Aschbacher has previously discussed setting up such a policy, with a goal of having it in place by the end of the decade. “By 2030, we aim to consistently and reliably remove all European satellites from valuable orbits around Earth immediately after they cease operation,” he said in a video in June 2022.

In his remarks in Davos, he suggested that the zero debris policy be expanded beyond Europe. “I’m working now with my governments in Europe, and hopefully this will be adopted universally because we need to protect our orbits for our own safety and the safety of spacecraft and astronauts.”

Current international guidelines, adopted by many countries, require only that satellites be deorbited no more than 25 years after the end of their mission. There has been discussion about shortening that timeframe, including an order approved by the U.S. Federal Communications Commission in September 2022 that will require spacecraft licensed by that agency or seeking U.S. market access to deorbit within five years.
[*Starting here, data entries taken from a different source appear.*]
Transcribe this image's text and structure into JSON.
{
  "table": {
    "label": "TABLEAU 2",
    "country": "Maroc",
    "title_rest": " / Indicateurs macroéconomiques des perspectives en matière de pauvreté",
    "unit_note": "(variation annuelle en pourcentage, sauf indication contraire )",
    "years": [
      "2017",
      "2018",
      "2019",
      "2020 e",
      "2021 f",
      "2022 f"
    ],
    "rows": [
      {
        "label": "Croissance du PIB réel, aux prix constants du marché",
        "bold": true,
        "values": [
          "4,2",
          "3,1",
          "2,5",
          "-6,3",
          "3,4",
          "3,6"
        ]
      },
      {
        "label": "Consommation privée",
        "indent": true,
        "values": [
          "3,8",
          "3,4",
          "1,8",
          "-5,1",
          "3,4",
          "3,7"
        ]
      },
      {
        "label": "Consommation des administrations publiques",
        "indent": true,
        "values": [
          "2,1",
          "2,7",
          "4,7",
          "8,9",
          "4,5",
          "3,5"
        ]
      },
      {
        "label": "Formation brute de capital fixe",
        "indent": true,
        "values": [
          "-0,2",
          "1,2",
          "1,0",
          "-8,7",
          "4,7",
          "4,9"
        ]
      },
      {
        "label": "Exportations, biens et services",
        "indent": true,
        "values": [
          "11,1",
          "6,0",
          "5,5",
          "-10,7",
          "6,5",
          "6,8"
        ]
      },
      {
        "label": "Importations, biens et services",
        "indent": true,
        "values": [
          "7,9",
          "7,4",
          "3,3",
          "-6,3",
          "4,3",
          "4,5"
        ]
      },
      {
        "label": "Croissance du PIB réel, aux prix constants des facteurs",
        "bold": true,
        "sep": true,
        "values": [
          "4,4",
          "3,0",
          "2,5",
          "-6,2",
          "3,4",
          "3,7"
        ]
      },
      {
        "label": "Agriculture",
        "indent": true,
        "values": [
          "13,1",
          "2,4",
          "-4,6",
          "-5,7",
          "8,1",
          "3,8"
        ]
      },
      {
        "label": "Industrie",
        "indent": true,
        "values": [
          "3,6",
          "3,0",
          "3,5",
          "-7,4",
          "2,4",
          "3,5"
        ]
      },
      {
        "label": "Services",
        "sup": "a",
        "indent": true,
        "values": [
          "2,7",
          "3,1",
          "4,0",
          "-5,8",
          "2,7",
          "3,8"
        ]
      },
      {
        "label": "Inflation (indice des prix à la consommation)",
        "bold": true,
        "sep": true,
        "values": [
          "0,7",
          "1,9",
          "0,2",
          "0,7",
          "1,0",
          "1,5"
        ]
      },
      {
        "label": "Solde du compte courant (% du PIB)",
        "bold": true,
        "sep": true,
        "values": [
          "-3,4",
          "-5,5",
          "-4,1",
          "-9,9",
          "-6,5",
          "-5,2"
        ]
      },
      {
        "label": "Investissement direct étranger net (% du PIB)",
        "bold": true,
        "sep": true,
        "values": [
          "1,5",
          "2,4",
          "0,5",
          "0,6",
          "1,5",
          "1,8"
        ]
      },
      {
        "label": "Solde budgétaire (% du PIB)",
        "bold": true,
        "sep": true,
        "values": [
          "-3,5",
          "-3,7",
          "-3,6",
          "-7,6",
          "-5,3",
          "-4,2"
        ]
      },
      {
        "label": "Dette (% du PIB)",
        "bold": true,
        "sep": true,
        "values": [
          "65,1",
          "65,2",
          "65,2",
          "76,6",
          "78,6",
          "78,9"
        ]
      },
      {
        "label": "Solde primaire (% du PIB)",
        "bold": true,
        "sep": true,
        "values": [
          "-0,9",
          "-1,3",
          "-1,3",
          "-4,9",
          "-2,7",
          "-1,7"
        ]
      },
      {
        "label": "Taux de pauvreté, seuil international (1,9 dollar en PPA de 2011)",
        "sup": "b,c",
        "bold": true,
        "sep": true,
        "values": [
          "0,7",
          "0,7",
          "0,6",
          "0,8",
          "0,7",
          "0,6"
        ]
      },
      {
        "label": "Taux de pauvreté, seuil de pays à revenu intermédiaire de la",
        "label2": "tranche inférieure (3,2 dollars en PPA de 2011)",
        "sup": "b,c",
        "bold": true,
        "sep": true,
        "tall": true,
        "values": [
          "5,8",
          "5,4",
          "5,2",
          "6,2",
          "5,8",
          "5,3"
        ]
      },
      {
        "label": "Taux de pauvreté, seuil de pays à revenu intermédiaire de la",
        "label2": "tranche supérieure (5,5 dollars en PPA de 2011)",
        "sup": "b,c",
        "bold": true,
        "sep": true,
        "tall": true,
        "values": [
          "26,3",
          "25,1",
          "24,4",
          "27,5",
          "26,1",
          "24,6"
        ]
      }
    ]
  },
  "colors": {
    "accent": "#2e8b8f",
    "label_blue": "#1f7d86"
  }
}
Aschbacher cited efforts to clean up orbital debris funded by ESA, including ClearSpace-1, a mission that will deorbit a Vega payload adapter left in low Earth orbit. ClearSpace, the Swiss startup which won the ESA contract for that mission, raised $29 million Jan. 19 to advance work on the spacecraft for launch in 2026.

Shedding light on Solaris

In addition to discussing space debris and ESA’s other space exploration activities, Aschbacher highlighted a new agency effort to study the technological and economic feasibility of space-based solar power.

ESA secured 60 million euros ($65 million) at its ministerial council meeting in November for Solaris, which will conduct a feasibility study of generating solar power in space and beaming it back to Earth.

“Solaris is something quite amazing,” Aschbacher said. Space-based solar power, he said, could address concerns about both climate change and energy independence, he suggested, if it is feasible.

“It’s very futuristic,” he acknowledged. “If it works — and I really put a big ‘if’ in the room here — if it works, it would be a huge improvement for climate change but also energy autonomy.”

He said that if the Solaris study does reach a favorable conclusion about the feasibility of space-based solar power, he would be willing to move ahead with a demonstration program of some kind. “This we will find out in two to three years, and then I could come with a major proposal.”

Other companies and organizations have also shown a renewed interest in space-based solar power, a concept that dates back more than a half-century. Northrop Grumman announced in December it had completed ground tests of technology for space-based solar power it plans to demonstrate in space in 2025 through a contract with the Air Force Research Laboratory. A privately funded project by the California Institute of Technology to test similar technologies launched Jan. 3 as a hosted payload on the Vigoride 5 tug by Momentus.

In May 2022, a NASA official said the agency’s Office of Technology, Policy and Strategy had started a short-term study to reevaluate the feasibility of space-based solar power and determine to what degree, if any, the agency should support new work on the topic. At the time, NASA planned to have the study completed by September, but as of January the agency has not published the report.